Thursday, September 17, 2009

analogy, metaphor, allegory

I was away for a couple days, visiting in Little Rock and Fort Smith on arts business and driving through some of the worst rain I've seen in my life. In the meantime I am wanting to pick up on an earlier part of my process of describing the corporate value of crafts and the value of corporate employees having an extended relationship with physical creative activity. This is in relation to an extended conversation, "How do we get corporations to "buy in" to support crafts programming in schools, museums, craft schools like ESSA, and to invest in the personal creative time for their employees.

Stuart Rosenfeld
at last year's CODA conference had suggested that while we know that crafts have personal therapeutic benefits, having to do with mental health and "recreation", that in itself would not be enough to make the sell. But if we could present a clear case that participation in crafts has effect on creativity and performance, we would be in a better position to receive the benefits of corporate support. Conversations over the last couple days have shown me that the circumstances for non-profits in the current recession are dire. Galleries are folding and arts organizations and other non-profits are facing tremendous challenges, so to develop a clear rationale for corporate support of arts organizations is extremely important.

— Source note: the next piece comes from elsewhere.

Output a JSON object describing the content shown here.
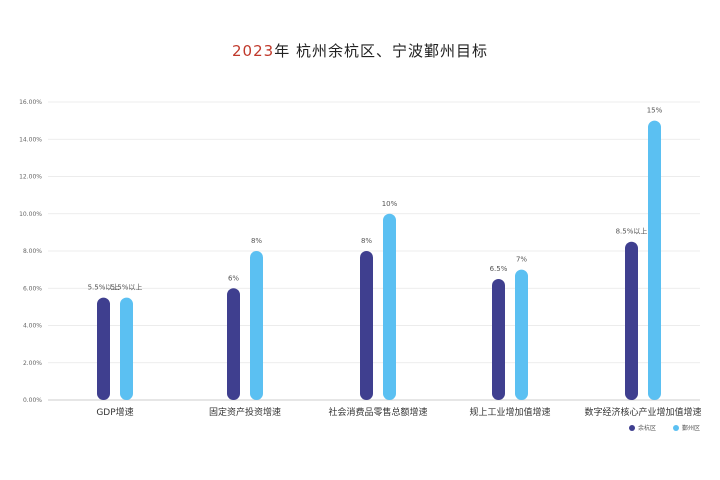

Some of this has led me to consider our use of metaphor, analogy and allegory. I will ask you to consider these on your own and reflect on their meaning. When formulating a hypothesis through which to test and extend physical understanding, the known forms the launch pad for exploration of the unknown. To think outside the box, to be creative does not mean discovery from completely out of the blue, but is most often accomplished by utilizing known relationships between things... The kind of relationships we discover through the use of our own hands. We use metaphor, analogy and allegory in formulating the hypotheses through which human knowledge is extended and new working methodologies are discovered and tested. Participation in crafts and other forms of physical activity produce a catalog of metaphorical and analogical models useful in extending the breadth of human knowledge.

You are welcome to participate in my own expansion of intellect though the comments function. Discuss, please.